‘It’s my mission I guess. I love doing it.’
By Rachel Kettner | For On Mission
MARINETTE – “I figured at 93 years old, maybe it’s about time that I retire while I’m ahead of the game,” said Lois Pristel, a parishioner at Holy Family Parish.
Pristel first started playing the piano at Mass when she was 15 years old.
“When I was a teenager, I sang in the choir at church and the lady who played the organ needed to take a maternity leave,” she said. “My director knew I played, so he said one day at choir practice, ‘Lois, get over there on the organ,’ and so I started and I’ve been playing ever since, off and on, for all these years.”
Now, 78 years later, she is retiring on Divine Mercy Sunday on April 27.

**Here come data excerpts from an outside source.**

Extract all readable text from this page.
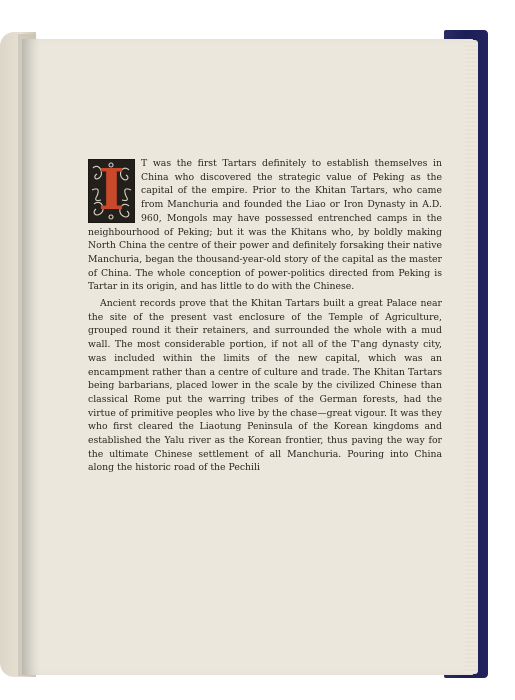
I	T was the first Tartars definitely to establish themselves in China who discovered the strategic value of Peking as the capital of the empire. Prior to the Khitan Tartars, who came from Manchuria and founded the Liao or Iron Dynasty in A.D. 960, Mongols may have possessed entrenched camps in the neighbourhood of Peking; but it was the Khitans who, by boldly making North China the centre of their power and definitely forsaking their native Manchuria, began the thousand-year-old story of the capital as the master of China. The whole conception of power-politics directed from Peking is Tartar in its origin, and has little to do with the Chinese.

Ancient records prove that the Khitan Tartars built a great Palace near the site of the present vast enclosure of the Temple of Agriculture, grouped round it their retainers, and surrounded the whole with a mud wall. The most considerable portion, if not all of the T'ang dynasty city, was included within the limits of the new capital, which was an encampment rather than a centre of culture and trade. The Khitan Tartars being barbarians, placed lower in the scale by the civilized Chinese than classical Rome put the warring tribes of the German forests, had the virtue of primitive peoples who live by the chase—great vigour. It was they who first cleared the Liaotung Peninsula of the Korean kingdoms and established the Yalu river as the Korean frontier, thus paving the way for the ultimate Chinese settlement of all Manchuria. Pouring into China along the historic road of the Pechili
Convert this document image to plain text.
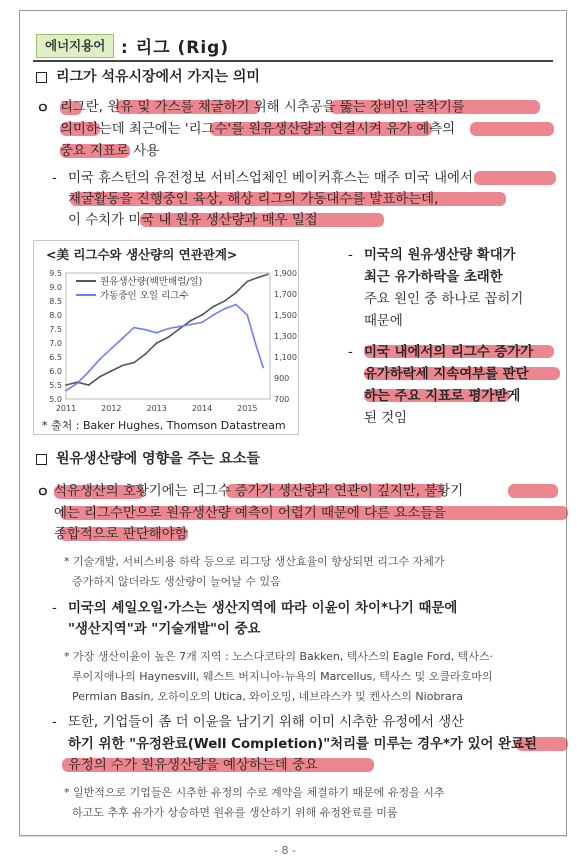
에너지용어 : 리그 (Rig)
리그가 석유시장에서 가지는 의미
ㅇ 리그란, 원유 및 가스를 채굴하기 위해 시추공을 뚫는 장비인 굴착기를
의미하는데 최근에는 '리그수'를 원유생산량과 연결시켜 유가 예측의
중요 지표로 사용
- 미국 휴스턴의 유전정보 서비스업체인 베이커휴스는 매주 미국 내에서
채굴활동을 진행중인 육상, 해상 리그의 가동대수를 발표하는데,
이 수치가 미국 내 원유 생산량과 매우 밀접
<美 리그수와 생산량의 연관관계>
5.0
5.5
6.0
6.5
7.0
7.5
8.0
8.5
9.0
9.5
700
900
1,100
1,300
1,500
1,700
1,900
2011	2012	2013	2014	2015
원유생산량(백만배럴/일)
가동중인 오일 리그수
* 출처 : Baker Hughes, Thomson Datastream
- 미국의 원유생산량 확대가
최근 유가하락을 초래한
주요 원인 중 하나로 꼽히기
때문에
- 미국 내에서의 리그수 증가가
유가하락세 지속여부를 판단
하는 주요 지표로 평가받게
된 것임
원유생산량에 영향을 주는 요소들
ㅇ 석유생산의 호황기에는 리그수 증가가 생산량과 연관이 깊지만, 불황기
에는 리그수만으로 원유생산량 예측이 어렵기 때문에 다른 요소들을
종합적으로 판단해야함
* 기술개발, 서비스비용 하락 등으로 리그당 생산효율이 향상되면 리그수 자체가
증가하지 않더라도 생산량이 늘어날 수 있음
- 미국의 셰일오일·가스는 생산지역에 따라 이윤이 차이*나기 때문에
"생산지역"과 "기술개발"이 중요
* 가장 생산이윤이 높은 7개 지역 : 노스다코타의 Bakken, 텍사스의 Eagle Ford, 텍사스·
루이지애나의 Haynesvill, 웨스트 버지니아-뉴욕의 Marcellus, 텍사스 및 오클라호마의
Permian Basin, 오하이오의 Utica, 와이오밍, 네브라스카 및 켄사스의 Niobrara
- 또한, 기업들이 좀 더 이윤을 남기기 위해 이미 시추한 유정에서 생산
하기 위한 "유정완료(Well Completion)"처리를 미루는 경우*가 있어 완료된
유정의 수가 원유생산량을 예상하는데 중요
* 일반적으로 기업들은 시추한 유정의 수로 계약을 체결하기 때문에 유정을 시추
하고도 추후 유가가 상승하면 원유를 생산하기 위해 유정완료를 미룸
- 8 -
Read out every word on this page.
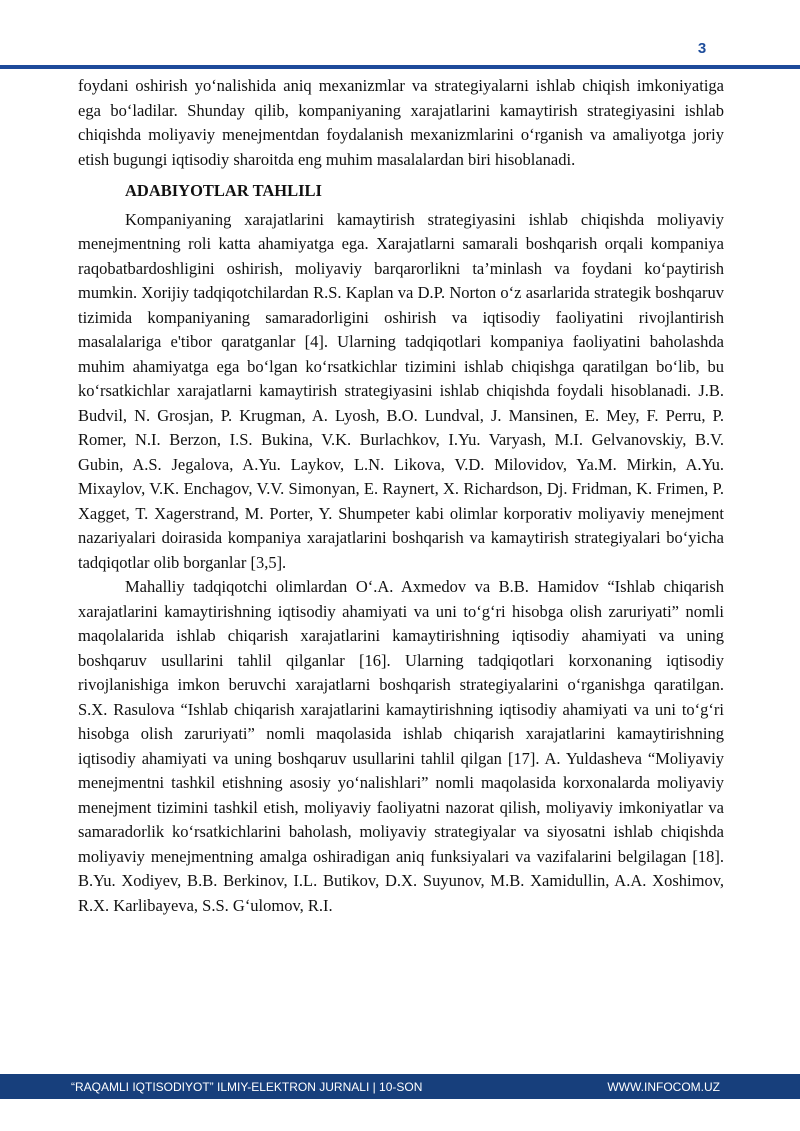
3

foydani oshirish yo‘nalishida aniq mexanizmlar va strategiyalarni ishlab chiqish imkoniyatiga ega bo‘ladilar. Shunday qilib, kompaniyaning xarajatlarini kamaytirish strategiyasini ishlab chiqishda moliyaviy menejmentdan foydalanish mexanizmlarini o‘rganish va amaliyotga joriy etish bugungi iqtisodiy sharoitda eng muhim masalalardan biri hisoblanadi.

ADABIYOTLAR TAHLILI

Kompaniyaning xarajatlarini kamaytirish strategiyasini ishlab chiqishda moliyaviy menejmentning roli katta ahamiyatga ega. Xarajatlarni samarali boshqarish orqali kompaniya raqobatbardoshligini oshirish, moliyaviy barqarorlikni ta’minlash va foydani ko‘paytirish mumkin. Xorijiy tadqiqotchilardan R.S. Kaplan va D.P. Norton o‘z asarlarida strategik boshqaruv tizimida kompaniyaning samaradorligini oshirish va iqtisodiy faoliyatini rivojlantirish masalalariga e'tibor qaratganlar [4]. Ularning tadqiqotlari kompaniya faoliyatini baholashda muhim ahamiyatga ega bo‘lgan ko‘rsatkichlar tizimini ishlab chiqishga qaratilgan bo‘lib, bu ko‘rsatkichlar xarajatlarni kamaytirish strategiyasini ishlab chiqishda foydali hisoblanadi. J.B. Budvil, N. Grosjan, P. Krugman, A. Lyosh, B.O. Lundval, J. Mansinen, E. Mey, F. Perru, P. Romer, N.I. Berzon, I.S. Bukina, V.K. Burlachkov, I.Yu. Varyash, M.I. Gelvanovskiy, B.V. Gubin, A.S. Jegalova, A.Yu. Laykov, L.N. Likova, V.D. Milovidov, Ya.M. Mirkin, A.Yu. Mixaylov, V.K. Enchagov, V.V. Simonyan, E. Raynert, X. Richardson, Dj. Fridman, K. Frimen, P. Xagget, T. Xagerstrand, M. Porter, Y. Shumpeter kabi olimlar korporativ moliyaviy menejment nazariyalari doirasida kompaniya xarajatlarini boshqarish va kamaytirish strategiyalari bo‘yicha tadqiqotlar olib borganlar [3,5].

Mahalliy tadqiqotchi olimlardan O‘.A. Axmedov va B.B. Hamidov “Ishlab chiqarish xarajatlarini kamaytirishning iqtisodiy ahamiyati va uni to‘g‘ri hisobga olish zaruriyati” nomli maqolalarida ishlab chiqarish xarajatlarini kamaytirishning iqtisodiy ahamiyati va uning boshqaruv usullarini tahlil qilganlar [16]. Ularning tadqiqotlari korxonaning iqtisodiy rivojlanishiga imkon beruvchi xarajatlarni boshqarish strategiyalarini o‘rganishga qaratilgan. S.X. Rasulova “Ishlab chiqarish xarajatlarini kamaytirishning iqtisodiy ahamiyati va uni to‘g‘ri hisobga olish zaruriyati” nomli maqolasida ishlab chiqarish xarajatlarini kamaytirishning iqtisodiy ahamiyati va uning boshqaruv usullarini tahlil qilgan [17]. A. Yuldasheva “Moliyaviy menejmentni tashkil etishning asosiy yo‘nalishlari” nomli maqolasida korxonalarda moliyaviy menejment tizimini tashkil etish, moliyaviy faoliyatni nazorat qilish, moliyaviy imkoniyatlar va samaradorlik ko‘rsatkichlarini baholash, moliyaviy strategiyalar va siyosatni ishlab chiqishda moliyaviy menejmentning amalga oshiradigan aniq funksiyalari va vazifalarini belgilagan [18]. B.Yu. Xodiyev, B.B. Berkinov, I.L. Butikov, D.X. Suyunov, M.B. Xamidullin, A.A. Xoshimov, R.X. Karlibayeva, S.S. G‘ulomov, R.I.

“RAQAMLI IQTISODIYOT” ILMIY-ELEKTRON JURNALI | 10-SON	WWW.INFOCOM.UZ
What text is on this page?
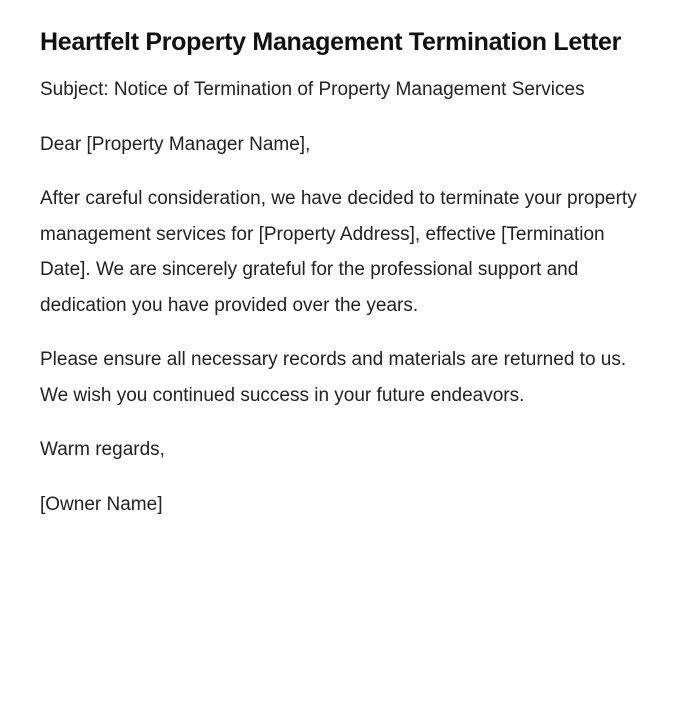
Heartfelt Property Management Termination Letter

Subject: Notice of Termination of Property Management Services

Dear [Property Manager Name],

After careful consideration, we have decided to terminate your property management services for [Property Address], effective [Termination Date]. We are sincerely grateful for the professional support and dedication you have provided over the years.

Please ensure all necessary records and materials are returned to us. We wish you continued success in your future endeavors.

Warm regards,

[Owner Name]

“It’s my mission I guess,” Pristel said. “I love doing it. I loved playing. I love my choir, all dedicated, wonderful people. I’ll miss it. I could be tired, but when it was time to go to choir practice, it would refresh me.”
Pristel was born and raised in Marinette. Although she said she would have loved to pursue music or other studies in college, her family couldn’t afford it so, instead, she went into the workforce after her high school graduation.
“I was a secretary in the office of the high school principal at Marinette High (for) five years, and then I decided it was about time I graduated from high school,” she said. “So I became a secretary at Scott Paper Company and I worked there until my marriage.”
She and her husband have four children, all of whom are musically inclined, she said.
“I have a son and three daughters, and the son plays the accordion and all the daughters play the piano,” she said.
When their children were little, Pristel and her husband made sure she could still play at Mass as often as possible.
“He would just stay home with (the children) while I had to play, or else he would be in church with them himself,” she said.
With multiple churches in town and various closings and openings, Pristel and her family attended several different parishes before ending up at Holy Family (Our Lady of Lourdes site).
“I started at St. Anthony’s Church in Marinette until after I was married,” she said. “After we built our first home, we moved across town and then we were closer to Sacred Heart Church, which happened to have been my husband’s home church, so then we joined Sacred Heart Church,” Pristel said.
“Years later, Sacred Heart Church was closed and we went to Our Lady of Lourdes because they had just built a new church and they wanted to fill it up,” she said. “So they divided Marinette into sections and told everybody what church they should go to. I played at St. Joseph’s eight o’clock Mass for a long time and then I played (at) Lourdes and I’ve been doing that ever since.”
While she won’t be playing at Mass every Sunday anymore, she said she will still play for funerals and maybe fill in if the need arises.
“I will miss it,” Pristel said. “It’s a good feeling when the music compares with the readings and everything flows together well. It’s always good when you can feel that the congregation is one with you in the whole Mass. It was always special.”